Analysis of Chris Dancy’s use of communicating objects has made it possible to comprehend the dominant ideology in the field of information technologies and interaction design. This ideology draws on an image of technologies oriented toward transhumanism and emotional interaction design. It is also part of the legacy of the ubiquitous computing project developed by the beginning of the 1990s in the United States. It also anticipates the incorporation of technologies by drawing on an imagery tinged with animism and anthropomorphism, and a symbiotic relationship between interfaces, humans and their environment.

This immersion in our private lives through our behavioral and computer data must be placed within the “full vision” [WAJ 10] created by the multiplication of screens, symptomatic of our era’s zeitgeist. We can critically consider the future of Big Data in this quest for total transparency: “do we consider this technological path as a social evolution? Is it the dream of every citizen to transform his body into a connected object, into a statistical body, network resource available as open-data, or even into an API?” The extreme experience of controlling his own data recently led Chris Dancy to have a real identity crisis: he has been “devoured by his own data” [RIC 16] as he explained it in his recent interviews.

Furthermore, beyond analysis of Chris Dancy’s case, we have raised, in the last part of the article, the ethical and social challenges related to the governance of data. This entails rethinking m-health considering social support, a distinctive feature of the French healthcare system.

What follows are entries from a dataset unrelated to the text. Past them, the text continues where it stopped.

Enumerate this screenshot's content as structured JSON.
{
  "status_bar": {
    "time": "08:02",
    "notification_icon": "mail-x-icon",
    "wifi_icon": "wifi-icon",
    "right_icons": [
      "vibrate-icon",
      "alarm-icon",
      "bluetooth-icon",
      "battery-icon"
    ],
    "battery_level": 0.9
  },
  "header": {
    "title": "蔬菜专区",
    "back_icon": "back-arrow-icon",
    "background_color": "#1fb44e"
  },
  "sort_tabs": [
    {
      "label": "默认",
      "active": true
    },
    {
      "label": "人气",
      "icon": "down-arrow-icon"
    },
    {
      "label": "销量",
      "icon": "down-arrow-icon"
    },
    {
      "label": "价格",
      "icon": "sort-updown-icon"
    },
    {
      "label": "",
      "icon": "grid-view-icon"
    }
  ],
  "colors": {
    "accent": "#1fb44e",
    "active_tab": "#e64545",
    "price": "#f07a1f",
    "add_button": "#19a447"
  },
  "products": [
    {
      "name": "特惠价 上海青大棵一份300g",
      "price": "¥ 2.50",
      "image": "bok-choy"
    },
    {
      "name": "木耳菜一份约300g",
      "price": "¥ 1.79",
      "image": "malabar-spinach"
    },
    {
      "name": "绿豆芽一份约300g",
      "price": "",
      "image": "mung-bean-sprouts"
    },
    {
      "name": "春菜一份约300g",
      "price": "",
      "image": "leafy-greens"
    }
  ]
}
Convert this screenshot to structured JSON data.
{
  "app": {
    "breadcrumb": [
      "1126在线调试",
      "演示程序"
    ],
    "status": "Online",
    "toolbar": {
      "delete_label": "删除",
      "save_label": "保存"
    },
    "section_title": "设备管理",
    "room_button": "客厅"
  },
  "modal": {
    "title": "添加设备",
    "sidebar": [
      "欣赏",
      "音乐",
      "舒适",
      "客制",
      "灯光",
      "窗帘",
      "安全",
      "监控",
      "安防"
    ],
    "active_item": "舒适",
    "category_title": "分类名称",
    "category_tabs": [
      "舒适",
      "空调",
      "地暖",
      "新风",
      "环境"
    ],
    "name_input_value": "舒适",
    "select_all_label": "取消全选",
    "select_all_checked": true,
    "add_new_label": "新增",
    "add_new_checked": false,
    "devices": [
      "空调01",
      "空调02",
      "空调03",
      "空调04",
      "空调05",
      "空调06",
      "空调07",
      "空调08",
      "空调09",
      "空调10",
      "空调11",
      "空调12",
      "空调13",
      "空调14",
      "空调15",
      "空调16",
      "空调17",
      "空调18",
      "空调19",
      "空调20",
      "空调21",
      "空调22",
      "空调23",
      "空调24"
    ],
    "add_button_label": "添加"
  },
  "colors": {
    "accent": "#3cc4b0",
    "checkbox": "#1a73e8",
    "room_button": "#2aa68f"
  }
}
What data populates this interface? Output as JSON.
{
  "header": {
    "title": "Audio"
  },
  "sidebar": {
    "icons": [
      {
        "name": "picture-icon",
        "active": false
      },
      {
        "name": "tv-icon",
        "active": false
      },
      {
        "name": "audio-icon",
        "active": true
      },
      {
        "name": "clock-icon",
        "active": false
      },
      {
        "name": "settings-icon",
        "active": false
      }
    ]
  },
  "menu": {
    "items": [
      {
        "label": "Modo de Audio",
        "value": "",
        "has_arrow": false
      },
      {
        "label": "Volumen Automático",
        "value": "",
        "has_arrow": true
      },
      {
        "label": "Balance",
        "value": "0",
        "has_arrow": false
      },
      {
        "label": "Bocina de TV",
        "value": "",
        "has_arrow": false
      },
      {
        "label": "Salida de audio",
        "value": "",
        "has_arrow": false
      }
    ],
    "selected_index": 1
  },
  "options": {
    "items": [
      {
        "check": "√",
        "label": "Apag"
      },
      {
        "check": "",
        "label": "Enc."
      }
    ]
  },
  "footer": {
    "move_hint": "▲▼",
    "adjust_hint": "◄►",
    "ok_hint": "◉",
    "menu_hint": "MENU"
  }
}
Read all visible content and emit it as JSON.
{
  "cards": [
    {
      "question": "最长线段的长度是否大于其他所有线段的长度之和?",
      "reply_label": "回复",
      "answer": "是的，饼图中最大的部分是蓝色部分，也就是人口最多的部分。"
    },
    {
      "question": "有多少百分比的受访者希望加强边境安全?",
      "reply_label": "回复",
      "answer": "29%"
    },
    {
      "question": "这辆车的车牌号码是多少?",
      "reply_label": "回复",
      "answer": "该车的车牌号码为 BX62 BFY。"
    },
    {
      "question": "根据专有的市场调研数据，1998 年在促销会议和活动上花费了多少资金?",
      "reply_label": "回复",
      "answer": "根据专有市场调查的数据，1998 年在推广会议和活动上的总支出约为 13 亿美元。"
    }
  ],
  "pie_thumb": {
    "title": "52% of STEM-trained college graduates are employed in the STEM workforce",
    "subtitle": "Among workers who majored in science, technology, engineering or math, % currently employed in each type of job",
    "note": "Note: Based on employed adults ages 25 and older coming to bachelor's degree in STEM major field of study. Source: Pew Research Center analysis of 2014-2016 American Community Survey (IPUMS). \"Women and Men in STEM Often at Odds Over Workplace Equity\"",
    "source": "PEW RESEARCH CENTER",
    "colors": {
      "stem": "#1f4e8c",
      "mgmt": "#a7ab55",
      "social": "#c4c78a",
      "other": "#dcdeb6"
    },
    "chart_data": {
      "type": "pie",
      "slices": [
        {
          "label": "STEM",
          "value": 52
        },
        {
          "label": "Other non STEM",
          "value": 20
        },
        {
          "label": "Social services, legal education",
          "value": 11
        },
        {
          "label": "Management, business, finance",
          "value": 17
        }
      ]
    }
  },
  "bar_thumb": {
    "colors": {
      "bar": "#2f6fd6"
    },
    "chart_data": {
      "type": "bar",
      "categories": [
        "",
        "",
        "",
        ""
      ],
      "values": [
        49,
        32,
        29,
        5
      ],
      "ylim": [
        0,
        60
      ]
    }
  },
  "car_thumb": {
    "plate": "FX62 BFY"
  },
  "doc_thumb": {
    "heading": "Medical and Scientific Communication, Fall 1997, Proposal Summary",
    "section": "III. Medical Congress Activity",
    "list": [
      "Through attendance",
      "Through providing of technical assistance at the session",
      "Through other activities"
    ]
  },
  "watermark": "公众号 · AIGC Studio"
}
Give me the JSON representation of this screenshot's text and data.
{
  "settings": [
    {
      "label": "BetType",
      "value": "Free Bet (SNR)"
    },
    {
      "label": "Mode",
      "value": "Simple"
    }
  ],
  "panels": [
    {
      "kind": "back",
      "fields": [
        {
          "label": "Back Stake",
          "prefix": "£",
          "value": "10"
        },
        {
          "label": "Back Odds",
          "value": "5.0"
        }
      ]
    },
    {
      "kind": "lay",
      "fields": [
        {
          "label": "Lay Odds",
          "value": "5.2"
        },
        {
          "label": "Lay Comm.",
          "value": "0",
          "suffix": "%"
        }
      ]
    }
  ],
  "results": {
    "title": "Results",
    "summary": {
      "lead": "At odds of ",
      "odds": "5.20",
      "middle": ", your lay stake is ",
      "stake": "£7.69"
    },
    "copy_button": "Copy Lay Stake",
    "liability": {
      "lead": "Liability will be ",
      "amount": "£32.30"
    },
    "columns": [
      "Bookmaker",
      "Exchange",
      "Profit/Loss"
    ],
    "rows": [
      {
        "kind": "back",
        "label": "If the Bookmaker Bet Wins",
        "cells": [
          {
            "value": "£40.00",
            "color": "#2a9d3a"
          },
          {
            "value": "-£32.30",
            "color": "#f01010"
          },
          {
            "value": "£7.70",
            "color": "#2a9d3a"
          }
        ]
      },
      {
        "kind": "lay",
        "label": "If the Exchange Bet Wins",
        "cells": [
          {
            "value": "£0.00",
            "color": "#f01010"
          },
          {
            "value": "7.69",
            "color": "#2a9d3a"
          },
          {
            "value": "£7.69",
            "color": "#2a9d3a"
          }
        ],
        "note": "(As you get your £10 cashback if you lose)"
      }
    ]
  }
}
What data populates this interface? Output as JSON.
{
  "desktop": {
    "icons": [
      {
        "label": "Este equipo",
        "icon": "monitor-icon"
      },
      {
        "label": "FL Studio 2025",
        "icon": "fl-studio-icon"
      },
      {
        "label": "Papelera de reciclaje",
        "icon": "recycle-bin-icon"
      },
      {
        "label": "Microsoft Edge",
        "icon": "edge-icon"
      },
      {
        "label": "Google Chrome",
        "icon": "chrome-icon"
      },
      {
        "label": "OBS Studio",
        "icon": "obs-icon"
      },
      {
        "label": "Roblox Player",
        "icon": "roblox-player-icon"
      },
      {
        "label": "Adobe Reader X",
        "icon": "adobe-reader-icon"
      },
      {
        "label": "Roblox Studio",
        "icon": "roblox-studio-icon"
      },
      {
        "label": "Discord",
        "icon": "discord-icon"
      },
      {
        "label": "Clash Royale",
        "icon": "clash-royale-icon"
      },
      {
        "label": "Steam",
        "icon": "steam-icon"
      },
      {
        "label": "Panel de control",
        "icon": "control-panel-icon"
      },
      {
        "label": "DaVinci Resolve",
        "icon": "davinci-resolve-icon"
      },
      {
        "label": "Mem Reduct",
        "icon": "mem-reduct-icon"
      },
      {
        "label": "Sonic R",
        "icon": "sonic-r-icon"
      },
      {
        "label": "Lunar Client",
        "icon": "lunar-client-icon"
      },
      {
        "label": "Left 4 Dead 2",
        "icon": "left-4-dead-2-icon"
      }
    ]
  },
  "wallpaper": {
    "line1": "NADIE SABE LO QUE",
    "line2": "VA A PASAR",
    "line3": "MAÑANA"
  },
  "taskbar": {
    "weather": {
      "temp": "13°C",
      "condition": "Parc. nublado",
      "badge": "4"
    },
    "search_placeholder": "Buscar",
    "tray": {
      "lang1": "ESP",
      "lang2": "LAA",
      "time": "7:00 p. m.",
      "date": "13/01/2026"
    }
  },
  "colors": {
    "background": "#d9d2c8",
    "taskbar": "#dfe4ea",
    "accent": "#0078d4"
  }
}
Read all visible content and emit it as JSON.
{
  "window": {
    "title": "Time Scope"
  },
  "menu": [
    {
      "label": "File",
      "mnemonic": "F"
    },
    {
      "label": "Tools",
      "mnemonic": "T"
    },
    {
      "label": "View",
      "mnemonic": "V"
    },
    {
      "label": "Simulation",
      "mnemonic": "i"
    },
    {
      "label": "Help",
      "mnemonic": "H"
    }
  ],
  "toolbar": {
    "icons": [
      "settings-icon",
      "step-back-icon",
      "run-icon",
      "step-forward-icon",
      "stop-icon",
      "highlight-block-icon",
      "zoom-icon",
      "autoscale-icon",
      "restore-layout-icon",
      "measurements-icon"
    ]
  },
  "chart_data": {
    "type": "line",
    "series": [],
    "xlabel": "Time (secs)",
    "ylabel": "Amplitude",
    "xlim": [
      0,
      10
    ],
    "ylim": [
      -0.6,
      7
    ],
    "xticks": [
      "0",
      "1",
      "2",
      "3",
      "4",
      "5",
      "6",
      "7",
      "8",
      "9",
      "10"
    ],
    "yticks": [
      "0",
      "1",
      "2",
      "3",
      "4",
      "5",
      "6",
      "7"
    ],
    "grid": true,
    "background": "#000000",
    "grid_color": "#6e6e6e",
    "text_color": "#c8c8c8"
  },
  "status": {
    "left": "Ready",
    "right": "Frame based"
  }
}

We have also sought to explain the necessity of developing, by completing a critical analysis of dominant technologies in the m-health sector, a form of participative research, falling along the lines of project research [FIN 15]. It would make it possible to address the current problems of doctors and patients, whose relationship is transformed by the surge in connected objects, in order to offer alternative solutions.

Other paths [GRA 13] remain to be imagined in the field of portable information technologies specializing in health. An interesting pathway to explore would be that of “clearing desirable paths for transforming “humanitude” and the mechanisms of action that would lead there (political, social, educational)” [GOF 13]. Rethinking mobile applications and connected objects in a design logic centered on the human and oriented toward social innovation seems to be a pertinent direction for research. Research in humanities and social sciences can thus contribute to the development of socially innovative digital devices, by taking into account the needs of users, considered to be stakeholders in a public health project. From a socio-political point of view, project research in design and m-health is a participative research method that allows citizens to get involved in the current public debate about the management of personal health data, in order to contemplate solutions centered on patient interests and in dialogue with healthcare professionals.